わかっているので、時雨はいつも適当に金を出させ、適当にあしらう。そして女も適当に遊ぶ。

「てか時雨のセックスめっちゃとっとと終わるから、しっかり寝ていけるわー」

 こういうあっけらかんとした馬鹿女の方が、付き合いやすい。
 シャンパンを入れた女とグラスを合わせた。鈴のような音が、暗くて淀んだ空気に溶けていく

 ――一限だよ! まあ遅れても大丈夫ー、

 そしてふと思ったのだ。
 終日ソファとオトモダチごっこをしているあの小さな塊は、はたして学校へ行っているのか、ということを。

 とっとと終わるセックスをして朝方帰ってくると、玄関の施錠を聞きつけたあきが、まるで自分に課せられた義務をこなすようにテキパキとキッチンへ移動するのがわかった。
 こんな朝っぱらからよくやるもんだ。
 さっきまでドロドロした夜の世界にいたというのに、たまごを割る音がひどく平和で、そのギャップに辟易する。

(うわ……勢いよく割りすぎ……絶対また殻入ってる)

 シンクに打ちつけるガン、という音を聞いてげんなりした。こう何日も食わされると、食えればいい主義の時雨でさえ飽きがくるというものである。そう考えると、いくらなんでもあきは食に無頓着すぎる。それまでのありえない生活が影響しているのだろうが。

 ――ちなみに時雨はあきに“たまごかけごはんその二”――炒りたまごの禁止令を出した。味つけを茉優にしっかり教えてもらってからでないと不味すぎて食えたものではないということと、また火傷の跡を増やして面倒を起こされるのもごめんだからである。

 あきは禁止令にうなだれたが、頷いて、次の日から朝ごはんには欠かさず“たまごかけごはん一”――もとい普通のたまごかけごはんが登場するようになった。まるで、約束は守るぜ、といわんばかりに今日も差し出されたたまごかけごはん一を食べはじめる、あきは必ず全部食べるまでその場で監視役を担う。ひとの視線に慣れている時雨は気にしないが、とにかく穴が開くほどじっと見つめる。

(しかし……最近殻は入らなくなったな)

 子どもはいったんキッチンへと戻る、――と、再びガン、という音。そして時雨と同じ形の皿に半分以下ほど盛ったたまごかけごはんを持ってきた。並ぶようにして食べはじめたが、あきのたまごかけごはんは失敗したようで、小さな口の中でガリガリたまごの殻を噛み砕く音が聞こえる。

 口の中が切れても知らねえぞ、といおうと思ったが、最近あまりにこの子どもにおせっかいになっている自分に気づいていたから、なにもいってやらなかった。

 普通なら口から出すのに、たまごの殻をそのまま飲み込むあきを見やる。絶対に、口に入れたものは出さない。おそらくこの間時雨に黙って口に含んだ少量のコーヒーも、飲み込んだであろう。

(こいつの習性、だろうな)

 見るからに貧弱なからだつきのこいつが、あのクソボロいアパート生活の中、腹が膨れるほどの料理を振る舞われていたというしあわせな妄想をできるほど、時雨は馬鹿ではない。おそらく最低限の食事でなんとか今日までしぶとく生き永らえたことを考えると、こいつの食に対するケチな習性にも頷ける。それでも、まるで砂利を噛み砕くがごとくたまごの殻を咀嚼している姿を見ていると、出せ、といいたくはなるが。
 こいつと、今朝まで一緒にいた客。社会的最弱者と、強者。

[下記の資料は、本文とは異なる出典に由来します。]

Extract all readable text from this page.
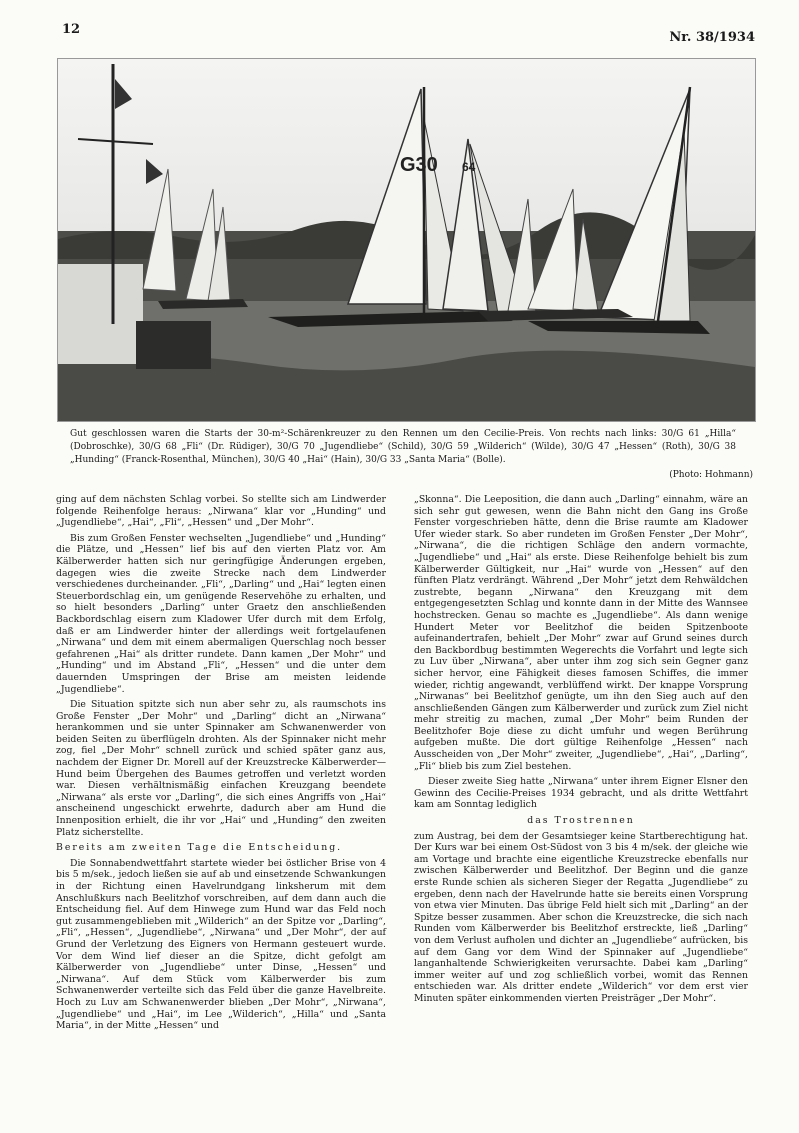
12
Nr. 38/1934
G30 64
Gut geschlossen waren die Starts der 30-m²-Schärenkreuzer zu den Rennen um den Cecilie-Preis. Von rechts nach links: 30/G 61 „Hilla“ (Dobroschke), 30/G 68 „Fli“ (Dr. Rüdiger), 30/G 70 „Jugendliebe“ (Schild), 30/G 59 „Wilderich“ (Wilde), 30/G 47 „Hessen“ (Roth), 30/G 38 „Hunding“ (Franck-Rosenthal, München), 30/G 40 „Hai“ (Hain), 30/G 33 „Santa Maria“ (Bolle).
(Photo: Hohmann)

ging auf dem nächsten Schlag vorbei. So stellte sich am Lindwerder folgende Reihenfolge heraus: „Nirwana“ klar vor „Hunding“ und „Jugendliebe“, „Hai“, „Fli“, „Hessen“ und „Der Mohr“.

Bis zum Großen Fenster wechselten „Jugendliebe“ und „Hunding“ die Plätze, und „Hessen“ lief bis auf den vierten Platz vor. Am Kälberwerder hatten sich nur geringfügige Änderungen ergeben, dagegen wies die zweite Strecke nach dem Lindwerder verschiedenes durcheinander. „Fli“, „Darling“ und „Hai“ legten einen Steuerbordschlag ein, um genügende Reservehöhe zu erhalten, und so hielt besonders „Darling“ unter Graetz den anschließenden Backbordschlag eisern zum Kladower Ufer durch mit dem Erfolg, daß er am Lindwerder hinter der allerdings weit fortgelaufenen „Nirwana“ und dem mit einem abermaligen Querschlag noch besser gefahrenen „Hai“ als dritter rundete. Dann kamen „Der Mohr“ und „Hunding“ und im Abstand „Fli“, „Hessen“ und die unter dem dauernden Umspringen der Brise am meisten leidende „Jugendliebe“.

Die Situation spitzte sich nun aber sehr zu, als raumschots ins Große Fenster „Der Mohr“ und „Darling“ dicht an „Nirwana“ herankommen und sie unter Spinnaker am Schwanenwerder von beiden Seiten zu überflügeln drohten. Als der Spinnaker nicht mehr zog, fiel „Der Mohr“ schnell zurück und schied später ganz aus, nachdem der Eigner Dr. Morell auf der Kreuzstrecke Kälberwerder—Hund beim Übergehen des Baumes getroffen und verletzt worden war. Diesen verhältnismäßig einfachen Kreuzgang beendete „Nirwana“ als erste vor „Darling“, die sich eines Angriffs von „Hai“ anscheinend ungeschickt erwehrte, dadurch aber am Hund die Innenposition erhielt, die ihr vor „Hai“ und „Hunding“ den zweiten Platz sicherstellte.

Bereits am zweiten Tage die Entscheidung.

Die Sonnabendwettfahrt startete wieder bei östlicher Brise von 4 bis 5 m/sek., jedoch ließen sie auf ab und einsetzende Schwankungen in der Richtung einen Havelrundgang linksherum mit dem Anschlußkurs nach Beelitzhof vorschreiben, auf dem dann auch die Entscheidung fiel. Auf dem Hinwege zum Hund war das Feld noch gut zusammengeblieben mit „Wilderich“ an der Spitze vor „Darling“, „Fli“, „Hessen“, „Jugendliebe“, „Nirwana“ und „Der Mohr“, der auf Grund der Verletzung des Eigners von Hermann gesteuert wurde. Vor dem Wind lief dieser an die Spitze, dicht gefolgt am Kälberwerder von „Jugendliebe“ unter Dinse, „Hessen“ und „Nirwana“. Auf dem Stück vom Kälberwerder bis zum Schwanenwerder verteilte sich das Feld über die ganze Havelbreite. Hoch zu Luv am Schwanenwerder blieben „Der Mohr“, „Nirwana“, „Jugendliebe“ und „Hai“, im Lee „Wilderich“, „Hilla“ und „Santa Maria“, in der Mitte „Hessen“ und

„Skonna“. Die Leeposition, die dann auch „Darling“ einnahm, wäre an sich sehr gut gewesen, wenn die Bahn nicht den Gang ins Große Fenster vorgeschrieben hätte, denn die Brise raumte am Kladower Ufer wieder stark. So aber rundeten im Großen Fenster „Der Mohr“, „Nirwana“, die die richtigen Schläge den andern vormachte, „Jugendliebe“ und „Hai“ als erste. Diese Reihenfolge behielt bis zum Kälberwerder Gültigkeit, nur „Hai“ wurde von „Hessen“ auf den fünften Platz verdrängt. Während „Der Mohr“ jetzt dem Rehwäldchen zustrebte, begann „Nirwana“ den Kreuzgang mit dem entgegengesetzten Schlag und konnte dann in der Mitte des Wannsee hochstrecken. Genau so machte es „Jugendliebe“. Als dann wenige Hundert Meter vor Beelitzhof die beiden Spitzenboote aufeinandertrafen, behielt „Der Mohr“ zwar auf Grund seines durch den Backbordbug bestimmten Wegerechts die Vorfahrt und legte sich zu Luv über „Nirwana“, aber unter ihm zog sich sein Gegner ganz sicher hervor, eine Fähigkeit dieses famosen Schiffes, die immer wieder, richtig angewandt, verblüffend wirkt. Der knappe Vorsprung „Nirwanas“ bei Beelitzhof genügte, um ihn den Sieg auch auf den anschließenden Gängen zum Kälberwerder und zurück zum Ziel nicht mehr streitig zu machen, zumal „Der Mohr“ beim Runden der Beelitzhofer Boje diese zu dicht umfuhr und wegen Berührung aufgeben mußte. Die dort gültige Reihenfolge „Hessen“ nach Ausscheiden von „Der Mohr“ zweiter, „Jugendliebe“, „Hai“, „Darling“, „Fli“ blieb bis zum Ziel bestehen.

Dieser zweite Sieg hatte „Nirwana“ unter ihrem Eigner Elsner den Gewinn des Cecilie-Preises 1934 gebracht, und als dritte Wettfahrt kam am Sonntag lediglich

das Trostrennen

zum Austrag, bei dem der Gesamtsieger keine Startberechtigung hat. Der Kurs war bei einem Ost-Südost von 3 bis 4 m/sek. der gleiche wie am Vortage und brachte eine eigentliche Kreuzstrecke ebenfalls nur zwischen Kälberwerder und Beelitzhof. Der Beginn und die ganze erste Runde schien als sicheren Sieger der Regatta „Jugendliebe“ zu ergeben, denn nach der Havelrunde hatte sie bereits einen Vorsprung von etwa vier Minuten. Das übrige Feld hielt sich mit „Darling“ an der Spitze besser zusammen. Aber schon die Kreuzstrecke, die sich nach Runden vom Kälberwerder bis Beelitzhof erstreckte, ließ „Darling“ von dem Verlust aufholen und dichter an „Jugendliebe“ aufrücken, bis auf dem Gang vor dem Wind der Spinnaker auf „Jugendliebe“ langanhaltende Schwierigkeiten verursachte. Dabei kam „Darling“ immer weiter auf und zog schließlich vorbei, womit das Rennen entschieden war. Als dritter endete „Wilderich“ vor dem erst vier Minuten später einkommenden vierten Preisträger „Der Mohr“.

なにがこんなに違うんだろうなあと、不慣れなのか危うい手つきでたまごかけごはんを食べるあきを一瞥しながら時雨はぼんやり考える。

(生まれたところかね)

 この世に誕生した瞬間くらいは、母親に大切にしてもらえたのだろうか。見たところ父親の姿は見当たらなかったし、母親がいつから狂ったのかはわからないが、確実なのはあきが普通の育ち方をしていないことである。歪んだ環境でここまで生きてきたのに――だからだろうか、表情が変わらないからわかりづらいけれどよく見るとひどく素直で、そのくせなにも知らない危うい自分に気づいていない。

 要は無知だ。ものすごく。
 それこそ、まるで学校には通わせてもらっていないみたいに。

 あ、と、時雨は昨夜降って沸いたように唐突に思ったことを、特になにも考えずに口にした。

 ――そういやおまえずっと家にいるけど学校いってたの?

 たまごかけごはんを食べていたあきはぴたりと手を止めて、時雨の問いには答えずまたのそのそ動きを再開した。おきれいな能面からはなにも読み取れなかったが、深く考えて質問したわけではなかったので、時雨も会話にならなかった問いかけをそのまま流した。あきはそれからも変わった様子もなく、朝食を食べ終わったふたりはどちらからともなくお互いのテリトリーという配置につく。